In 1874, just three years after the dinner conversation that started the whole concept, word had traveled back home to Cornersvile, Tennessee and at the annual club meeting, an invite was read from the citizens of Cornersville suggesting that the club hold its next meeting in their hometown. When the next meeting rolled around, the members traveled up to Tennessee and there was a big cookout and celebration held at the Beech Grove Seminary where they had all gone to school together in their early years. The entire town of Cornersville got involved and it was estimated that more than 8,000 people total showed up to celebrate the club’s spirit. Dozens of men and women who had long since left the community hoping to build legacies in the wild and unpredictable state of Texas were come together for the first time since they were boys and girls chasing each other around the same school grounds where they were now being celebrated as heroes by thousands of Cornersville residents. In Texas, they had become judges, bankers, merchants, doctors, and farmers but back in Cornersville, they were simply schoolyard friends.

The Cornersville Club continued meeting through the years and many bottles of wine were drunk in silence. More trips were made to Cornersville and various parts of Texas where the members had built lives. By 1895, only six members remained, Massey included, and they continued meeting and celebrating old memories. That year, the reunion was held at Massey’s home in Waco.
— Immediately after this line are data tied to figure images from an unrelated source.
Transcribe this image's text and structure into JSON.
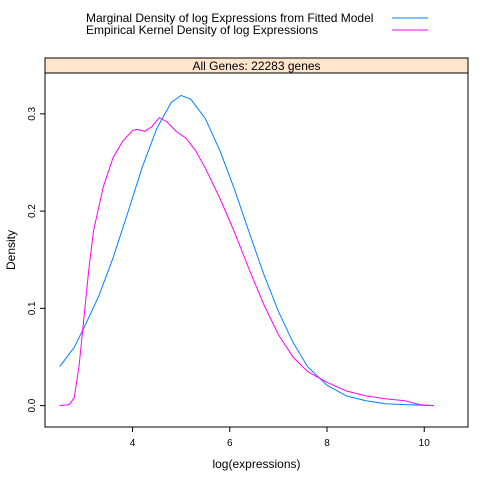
{
  "chart_data": {
    "type": "line",
    "title": "",
    "xlabel": "log(expressions)",
    "ylabel": "Density",
    "xlim": [
      2.2,
      10.9
    ],
    "ylim": [
      -0.022,
      0.342
    ],
    "x_ticks": [
      4,
      6,
      8,
      10
    ],
    "x_tick_labels": [
      "4",
      "6",
      "8",
      "10"
    ],
    "y_ticks": [
      0.0,
      0.1,
      0.2,
      0.3
    ],
    "y_tick_labels": [
      "0.0",
      "0.1",
      "0.2",
      "0.3"
    ],
    "grid": false,
    "legend_position": "top",
    "strip": {
      "label": "All Genes: 22283 genes",
      "color": "#ffe5cc"
    },
    "series": [
      {
        "name": "Marginal Density of log Expressions from Fitted Model",
        "color": "#0080ff",
        "x": [
          2.5,
          2.8,
          3.0,
          3.3,
          3.6,
          3.9,
          4.2,
          4.5,
          4.8,
          5.0,
          5.2,
          5.5,
          5.8,
          6.1,
          6.4,
          6.7,
          7.0,
          7.3,
          7.6,
          8.0,
          8.4,
          8.8,
          9.2,
          9.6,
          10.2
        ],
        "y": [
          0.04,
          0.06,
          0.08,
          0.112,
          0.152,
          0.198,
          0.245,
          0.285,
          0.312,
          0.319,
          0.315,
          0.295,
          0.262,
          0.222,
          0.178,
          0.135,
          0.097,
          0.065,
          0.04,
          0.021,
          0.01,
          0.005,
          0.002,
          0.001,
          0.0
        ]
      },
      {
        "name": "Empirical Kernel Density of log Expressions",
        "color": "#ff00ff",
        "x": [
          2.5,
          2.7,
          2.8,
          2.9,
          3.0,
          3.1,
          3.2,
          3.4,
          3.6,
          3.8,
          4.0,
          4.1,
          4.25,
          4.4,
          4.55,
          4.7,
          4.9,
          5.1,
          5.3,
          5.5,
          5.8,
          6.1,
          6.4,
          6.7,
          7.0,
          7.3,
          7.6,
          8.0,
          8.4,
          8.8,
          9.2,
          9.6,
          9.9,
          10.2
        ],
        "y": [
          0.0,
          0.001,
          0.008,
          0.04,
          0.09,
          0.14,
          0.18,
          0.225,
          0.255,
          0.272,
          0.283,
          0.284,
          0.282,
          0.287,
          0.296,
          0.292,
          0.282,
          0.275,
          0.262,
          0.244,
          0.213,
          0.178,
          0.14,
          0.104,
          0.073,
          0.05,
          0.035,
          0.024,
          0.015,
          0.01,
          0.007,
          0.005,
          0.001,
          0.0
        ]
      }
    ]
  }
}
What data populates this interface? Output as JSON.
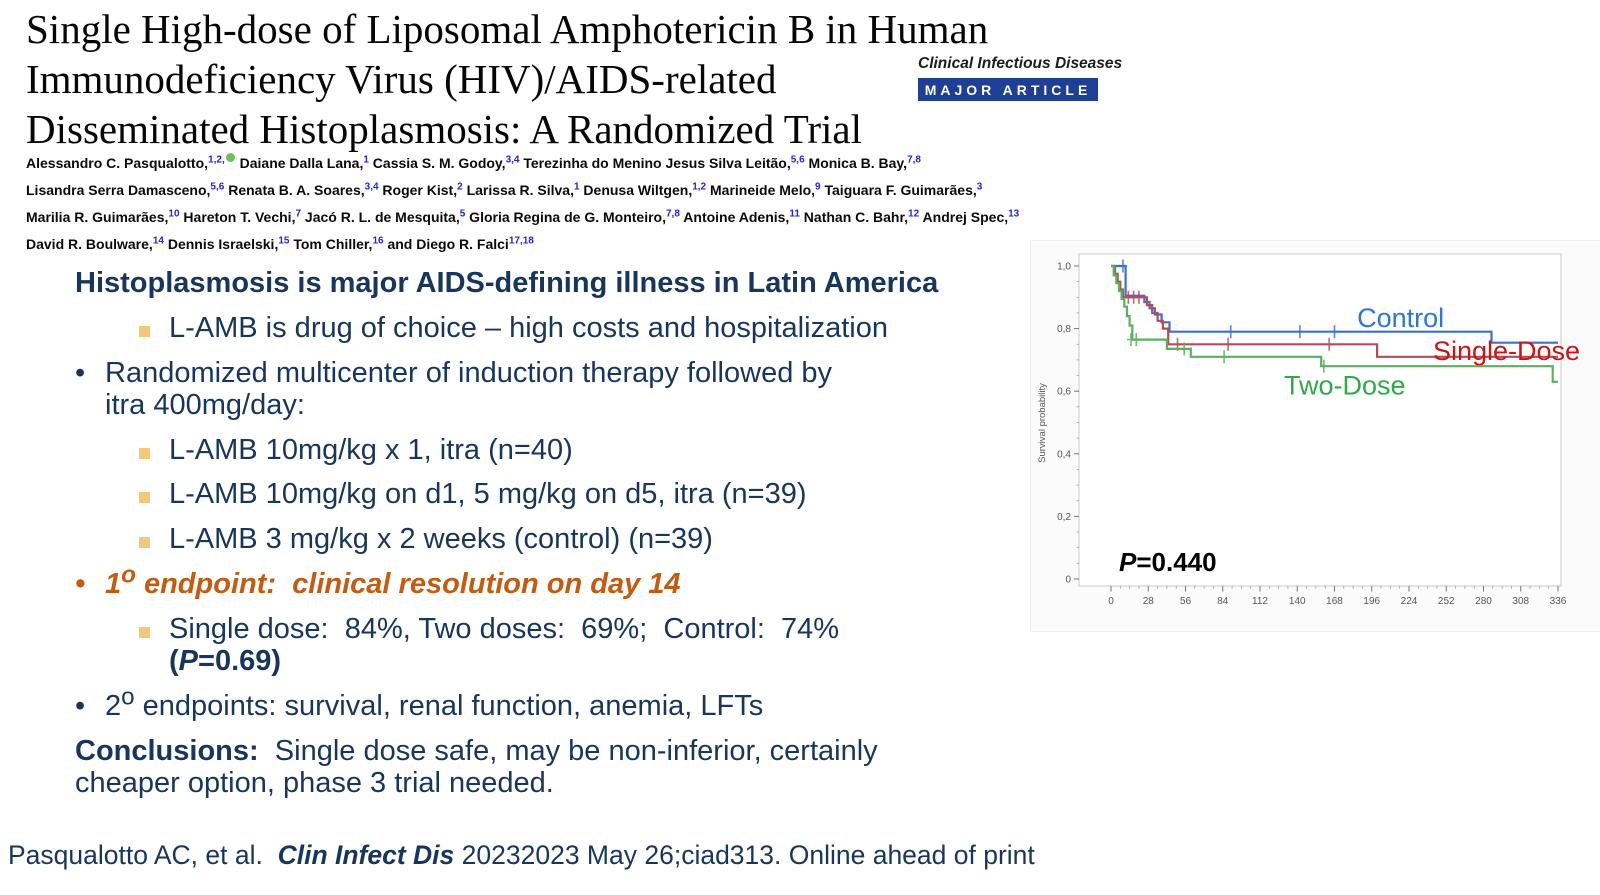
{
  "header": {
    "title_lines": [
      "Single High-dose of Liposomal Amphotericin B in Human",
      "Immunodeficiency Virus (HIV)/AIDS-related",
      "Disseminated Histoplasmosis: A Randomized Trial"
    ],
    "journal_name": "Clinical Infectious Diseases",
    "journal_badge": "MAJOR ARTICLE"
  },
  "authors": {
    "lines": [
      [
        {
          "t": "Alessandro C. Pasqualotto,"
        },
        {
          "sup": "1,2,"
        },
        {
          "icon": "orcid"
        },
        {
          "t": " Daiane Dalla Lana,"
        },
        {
          "sup": "1"
        },
        {
          "t": " Cassia S. M. Godoy,"
        },
        {
          "sup": "3,4"
        },
        {
          "t": " Terezinha do Menino Jesus Silva Leitão,"
        },
        {
          "sup": "5,6"
        },
        {
          "t": " Monica B. Bay,"
        },
        {
          "sup": "7,8"
        }
      ],
      [
        {
          "t": "Lisandra Serra Damasceno,"
        },
        {
          "sup": "5,6"
        },
        {
          "t": " Renata B. A. Soares,"
        },
        {
          "sup": "3,4"
        },
        {
          "t": " Roger Kist,"
        },
        {
          "sup": "2"
        },
        {
          "t": " Larissa R. Silva,"
        },
        {
          "sup": "1"
        },
        {
          "t": " Denusa Wiltgen,"
        },
        {
          "sup": "1,2"
        },
        {
          "t": " Marineide Melo,"
        },
        {
          "sup": "9"
        },
        {
          "t": " Taiguara F. Guimarães,"
        },
        {
          "sup": "3"
        }
      ],
      [
        {
          "t": "Marilia R. Guimarães,"
        },
        {
          "sup": "10"
        },
        {
          "t": " Hareton T. Vechi,"
        },
        {
          "sup": "7"
        },
        {
          "t": " Jacó R. L. de Mesquita,"
        },
        {
          "sup": "5"
        },
        {
          "t": " Gloria Regina de G. Monteiro,"
        },
        {
          "sup": "7,8"
        },
        {
          "t": " Antoine Adenis,"
        },
        {
          "sup": "11"
        },
        {
          "t": " Nathan C. Bahr,"
        },
        {
          "sup": "12"
        },
        {
          "t": " Andrej Spec,"
        },
        {
          "sup": "13"
        }
      ],
      [
        {
          "t": "David R. Boulware,"
        },
        {
          "sup": "14"
        },
        {
          "t": " Dennis Israelski,"
        },
        {
          "sup": "15"
        },
        {
          "t": " Tom Chiller,"
        },
        {
          "sup": "16"
        },
        {
          "t": " and Diego R. Falci"
        },
        {
          "sup": "17,18"
        }
      ]
    ]
  },
  "summary": {
    "items": [
      {
        "kind": "plain",
        "segments": [
          {
            "t": "Histoplasmosis is major AIDS-defining illness in Latin America",
            "b": true
          }
        ]
      },
      {
        "kind": "sub",
        "segments": [
          {
            "t": "L-AMB is drug of choice – high costs and hospitalization"
          }
        ]
      },
      {
        "kind": "main",
        "segments": [
          {
            "t": "Randomized multicenter of induction therapy followed by"
          },
          {
            "br": true
          },
          {
            "t": "itra 400mg/day:"
          }
        ]
      },
      {
        "kind": "sub",
        "segments": [
          {
            "t": "L-AMB 10mg/kg x 1, itra (n=40)"
          }
        ]
      },
      {
        "kind": "sub",
        "segments": [
          {
            "t": "L-AMB 10mg/kg on d1, 5 mg/kg on d5, itra (n=39)"
          }
        ]
      },
      {
        "kind": "sub",
        "segments": [
          {
            "t": "L-AMB 3 mg/kg x 2 weeks (control) (n=39)"
          }
        ]
      },
      {
        "kind": "main",
        "accent": true,
        "segments": [
          {
            "t": "1",
            "b": true,
            "i": true
          },
          {
            "sup": "o",
            "b": true,
            "i": true
          },
          {
            "t": " endpoint:  clinical resolution on day 14",
            "b": true,
            "i": true
          }
        ]
      },
      {
        "kind": "sub",
        "segments": [
          {
            "t": "Single dose:  84%, Two doses:  69%;  Control:  74% "
          },
          {
            "br": true
          },
          {
            "t": "(",
            "b": true
          },
          {
            "t": "P",
            "b": true,
            "i": true
          },
          {
            "t": "=0.69)",
            "b": true
          }
        ]
      },
      {
        "kind": "main",
        "segments": [
          {
            "t": "2"
          },
          {
            "sup": "o"
          },
          {
            "t": " endpoints: survival, renal function, anemia, LFTs"
          }
        ]
      },
      {
        "kind": "plain",
        "segments": [
          {
            "t": "Conclusions:",
            "b": true
          },
          {
            "t": "  Single dose safe, may be non-inferior, certainly"
          },
          {
            "br": true
          },
          {
            "t": "cheaper option, phase 3 trial needed."
          }
        ]
      }
    ]
  },
  "citation": {
    "segments": [
      {
        "t": "Pasqualotto AC, et al.  "
      },
      {
        "t": "Clin Infect Dis",
        "b": true,
        "i": true
      },
      {
        "t": " 20232023 May 26;ciad313. Online ahead of print"
      }
    ]
  },
  "colors": {
    "body_navy": "#17365d",
    "accent_orange": "#c55a11",
    "bullet_square": "#f5c878",
    "author_superscript_blue": "#2323e6",
    "badge_blue": "#1e3f94",
    "orcid_green": "#6ac259"
  },
  "chart_data": {
    "type": "line",
    "subtype": "kaplan-meier",
    "title": "",
    "xlabel": "",
    "ylabel": "Survival probability",
    "xlim": [
      0,
      336
    ],
    "ylim": [
      0,
      1.0
    ],
    "grid": false,
    "legend_position": "inline-labels",
    "x_ticks": [
      0,
      28,
      56,
      84,
      112,
      140,
      168,
      196,
      224,
      252,
      280,
      308,
      336
    ],
    "y_ticks_labels": [
      "1,0",
      "0,8",
      "0,6",
      "0,4",
      "0,2",
      "0"
    ],
    "y_tick_values": [
      1.0,
      0.8,
      0.6,
      0.4,
      0.2,
      0
    ],
    "p_value_label": "P=0.440",
    "series": [
      {
        "name": "Control",
        "color": "#3a6fd8",
        "label_color": "#2e75d8",
        "label_pos": [
          185,
          0.805
        ],
        "steps": [
          [
            0,
            1.0
          ],
          [
            11,
            1.0
          ],
          [
            11,
            0.905
          ],
          [
            25,
            0.905
          ],
          [
            25,
            0.885
          ],
          [
            29,
            0.885
          ],
          [
            29,
            0.865
          ],
          [
            33,
            0.865
          ],
          [
            33,
            0.845
          ],
          [
            38,
            0.845
          ],
          [
            38,
            0.82
          ],
          [
            44,
            0.82
          ],
          [
            44,
            0.79
          ],
          [
            286,
            0.79
          ],
          [
            286,
            0.755
          ],
          [
            336,
            0.755
          ]
        ],
        "censors": [
          [
            9,
            1.0
          ],
          [
            90,
            0.79
          ],
          [
            142,
            0.79
          ],
          [
            168,
            0.79
          ]
        ]
      },
      {
        "name": "Single-Dose",
        "color": "#b44d56",
        "label_color": "#cc1414",
        "label_pos": [
          242,
          0.7
        ],
        "steps": [
          [
            0,
            1.0
          ],
          [
            3,
            1.0
          ],
          [
            3,
            0.975
          ],
          [
            5,
            0.975
          ],
          [
            5,
            0.95
          ],
          [
            7,
            0.95
          ],
          [
            7,
            0.925
          ],
          [
            9,
            0.925
          ],
          [
            9,
            0.9
          ],
          [
            27,
            0.9
          ],
          [
            27,
            0.875
          ],
          [
            31,
            0.875
          ],
          [
            31,
            0.85
          ],
          [
            35,
            0.85
          ],
          [
            35,
            0.825
          ],
          [
            39,
            0.825
          ],
          [
            39,
            0.8
          ],
          [
            43,
            0.8
          ],
          [
            43,
            0.75
          ],
          [
            200,
            0.75
          ],
          [
            200,
            0.71
          ],
          [
            336,
            0.71
          ]
        ],
        "censors": [
          [
            13,
            0.9
          ],
          [
            17,
            0.9
          ],
          [
            21,
            0.9
          ],
          [
            50,
            0.75
          ],
          [
            88,
            0.75
          ],
          [
            164,
            0.75
          ]
        ]
      },
      {
        "name": "Two-Dose",
        "color": "#57b25e",
        "label_color": "#2cab47",
        "label_pos": [
          130,
          0.59
        ],
        "steps": [
          [
            0,
            1.0
          ],
          [
            2,
            1.0
          ],
          [
            2,
            0.97
          ],
          [
            4,
            0.97
          ],
          [
            4,
            0.945
          ],
          [
            6,
            0.945
          ],
          [
            6,
            0.92
          ],
          [
            8,
            0.92
          ],
          [
            8,
            0.895
          ],
          [
            10,
            0.895
          ],
          [
            10,
            0.87
          ],
          [
            12,
            0.87
          ],
          [
            12,
            0.84
          ],
          [
            14,
            0.84
          ],
          [
            14,
            0.81
          ],
          [
            16,
            0.81
          ],
          [
            16,
            0.765
          ],
          [
            42,
            0.765
          ],
          [
            42,
            0.735
          ],
          [
            60,
            0.735
          ],
          [
            60,
            0.71
          ],
          [
            158,
            0.71
          ],
          [
            158,
            0.68
          ],
          [
            332,
            0.68
          ],
          [
            332,
            0.63
          ],
          [
            336,
            0.63
          ]
        ],
        "censors": [
          [
            15,
            0.765
          ],
          [
            19,
            0.765
          ],
          [
            55,
            0.735
          ],
          [
            85,
            0.71
          ],
          [
            160,
            0.68
          ]
        ]
      }
    ]
  }
}
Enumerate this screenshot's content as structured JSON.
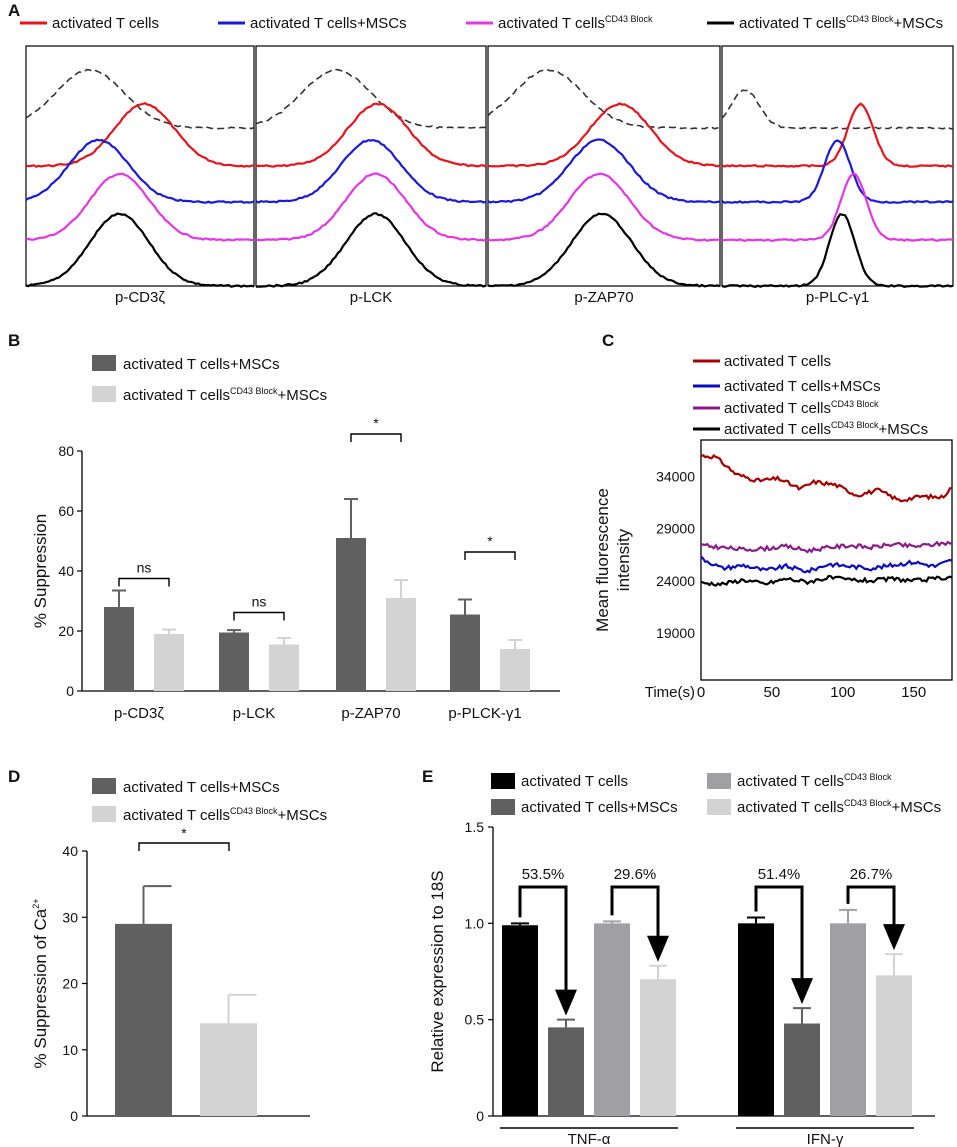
{
  "chart_data": [
    {
      "panel": "A",
      "type": "line",
      "description": "flow cytometry histograms",
      "legend": [
        {
          "label": "activated T cells",
          "color": "#e8141b"
        },
        {
          "label": "activated T cells+MSCs",
          "color": "#1a1adb"
        },
        {
          "label": "activated T cells",
          "label_sup": "CD43 Block",
          "color": "#e635e6"
        },
        {
          "label": "activated T cells",
          "label_sup": "CD43 Block",
          "label_suffix": "+MSCs",
          "color": "#000000"
        }
      ],
      "histograms": [
        {
          "label": "p-CD3ζ",
          "peak_positions": {
            "isotype": 0.28,
            "red": 0.52,
            "blue": 0.32,
            "magenta": 0.41,
            "black": 0.41
          }
        },
        {
          "label": "p-LCK",
          "peak_positions": {
            "isotype": 0.35,
            "red": 0.53,
            "blue": 0.5,
            "magenta": 0.52,
            "black": 0.52
          }
        },
        {
          "label": "p-ZAP70",
          "peak_positions": {
            "isotype": 0.26,
            "red": 0.57,
            "blue": 0.48,
            "magenta": 0.48,
            "black": 0.49
          }
        },
        {
          "label": "p-PLC-γ1",
          "peak_positions": {
            "isotype": 0.1,
            "red": 0.6,
            "blue": 0.5,
            "magenta": 0.57,
            "black": 0.52
          }
        }
      ]
    },
    {
      "panel": "B",
      "type": "bar",
      "ylabel": "% Suppression",
      "ylim": [
        0,
        80
      ],
      "yticks": [
        0,
        20,
        40,
        60,
        80
      ],
      "categories": [
        "p-CD3ζ",
        "p-LCK",
        "p-ZAP70",
        "p-PLCK-γ1"
      ],
      "series": [
        {
          "name": "activated T cells+MSCs",
          "color": "#606060",
          "values": [
            28,
            19.5,
            51,
            25.5
          ],
          "errors": [
            5.5,
            0.8,
            13,
            5
          ]
        },
        {
          "name": "activated T cells",
          "name_sup": "CD43 Block",
          "name_suffix": "+MSCs",
          "color": "#d3d3d3",
          "values": [
            19,
            15.5,
            31,
            14
          ],
          "errors": [
            1.5,
            2.2,
            6,
            3
          ]
        }
      ],
      "significance": [
        "ns",
        "ns",
        "*",
        "*"
      ]
    },
    {
      "panel": "C",
      "type": "line",
      "ylabel_lines": [
        "Mean fluorescence",
        "intensity"
      ],
      "xlabel": "Time(s)",
      "xlim": [
        0,
        177
      ],
      "ylim": [
        14500,
        37500
      ],
      "yticks": [
        19000,
        24000,
        29000,
        34000
      ],
      "xticks": [
        0,
        50,
        100,
        150
      ],
      "legend": [
        {
          "label": "activated T cells",
          "color": "#a80000"
        },
        {
          "label": "activated T cells+MSCs",
          "color": "#0d0dc0"
        },
        {
          "label": "activated T cells",
          "label_sup": "CD43 Block",
          "color": "#8b1a8b"
        },
        {
          "label": "activated T cells",
          "label_sup": "CD43 Block",
          "label_suffix": "+MSCs",
          "color": "#000000"
        }
      ],
      "series": [
        {
          "name": "activated T cells",
          "x": [
            0,
            10,
            25,
            40,
            55,
            70,
            80,
            95,
            110,
            125,
            140,
            155,
            170,
            177
          ],
          "y": [
            36000,
            35900,
            34200,
            33600,
            33800,
            32800,
            33500,
            33200,
            32200,
            32700,
            31700,
            32100,
            32000,
            33000
          ]
        },
        {
          "name": "activated T cells+MSCs",
          "x": [
            0,
            15,
            30,
            45,
            60,
            75,
            90,
            105,
            120,
            135,
            150,
            165,
            177
          ],
          "y": [
            26200,
            25200,
            25500,
            25000,
            25400,
            24900,
            25600,
            25400,
            25200,
            25500,
            25800,
            25400,
            26000
          ]
        },
        {
          "name": "activated T cells CD43 Block",
          "x": [
            0,
            15,
            30,
            45,
            60,
            75,
            90,
            105,
            120,
            135,
            150,
            165,
            177
          ],
          "y": [
            27400,
            27200,
            27000,
            27100,
            27300,
            26900,
            27200,
            27400,
            27200,
            27500,
            27300,
            27500,
            27700
          ]
        },
        {
          "name": "activated T cells CD43 Block+MSCs",
          "x": [
            0,
            15,
            30,
            45,
            60,
            75,
            90,
            105,
            120,
            135,
            150,
            165,
            177
          ],
          "y": [
            23800,
            23700,
            24100,
            23700,
            24200,
            23900,
            24300,
            24100,
            24000,
            24200,
            24000,
            24200,
            24400
          ]
        }
      ]
    },
    {
      "panel": "D",
      "type": "bar",
      "ylabel": "% Suppression of Ca",
      "ylabel_sup": "2+",
      "ylim": [
        0,
        40
      ],
      "yticks": [
        0,
        10,
        20,
        30,
        40
      ],
      "series": [
        {
          "name": "activated T cells+MSCs",
          "color": "#606060",
          "value": 29,
          "error": 5.7
        },
        {
          "name": "activated T cells",
          "name_sup": "CD43 Block",
          "name_suffix": "+MSCs",
          "color": "#d3d3d3",
          "value": 14,
          "error": 4.3
        }
      ],
      "significance": "*"
    },
    {
      "panel": "E",
      "type": "bar",
      "ylabel": "Relative expression to 18S",
      "ylim": [
        0,
        1.5
      ],
      "yticks": [
        "0",
        "0.5",
        "1.0",
        "1.5"
      ],
      "categories": [
        "TNF-α",
        "IFN-γ"
      ],
      "series": [
        {
          "name": "activated T cells",
          "color": "#000000",
          "values": [
            0.99,
            1.0
          ],
          "errors": [
            0.01,
            0.03
          ]
        },
        {
          "name": "activated T cells+MSCs",
          "color": "#606060",
          "values": [
            0.46,
            0.48
          ],
          "errors": [
            0.04,
            0.08
          ]
        },
        {
          "name": "activated T cells",
          "name_sup": "CD43 Block",
          "color": "#a0a0a4",
          "values": [
            1.0,
            1.0
          ],
          "errors": [
            0.01,
            0.07
          ]
        },
        {
          "name": "activated T cells",
          "name_sup": "CD43 Block",
          "name_suffix": "+MSCs",
          "color": "#d3d3d3",
          "values": [
            0.71,
            0.73
          ],
          "errors": [
            0.07,
            0.11
          ]
        }
      ],
      "annotations": [
        "53.5%",
        "29.6%",
        "51.4%",
        "26.7%"
      ]
    }
  ]
}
He died less than a year later.

After that, meetings were scarce. The few remaining members had become old and distance was a problem. In 1899, the last official meeting took place in Bryan and only three of the five living members were able to make it. They entrusted the Brazos County office with the archives and belongings of the Club and agreed that it was unlikely another meeting could take place. The County stored the wine and archives in its vault but during several moves over a period of about 15 years, all but the wine was lost. Finally, in 1914, the last remaining Cornersville Club member was Brother J.K. Street. At seventy-seven years of age, he made the trip from Waco to Bryan with the intent of keeping the promise made some forty years prior. County officials escorted him to the vault and handed over the remaining bottles of wine. That night, he returned to Waco and probably after having consumed a good bit of wine, J.K. Street passed away in his sleep at the home of a friend. So ends the story of the Cornersville Club.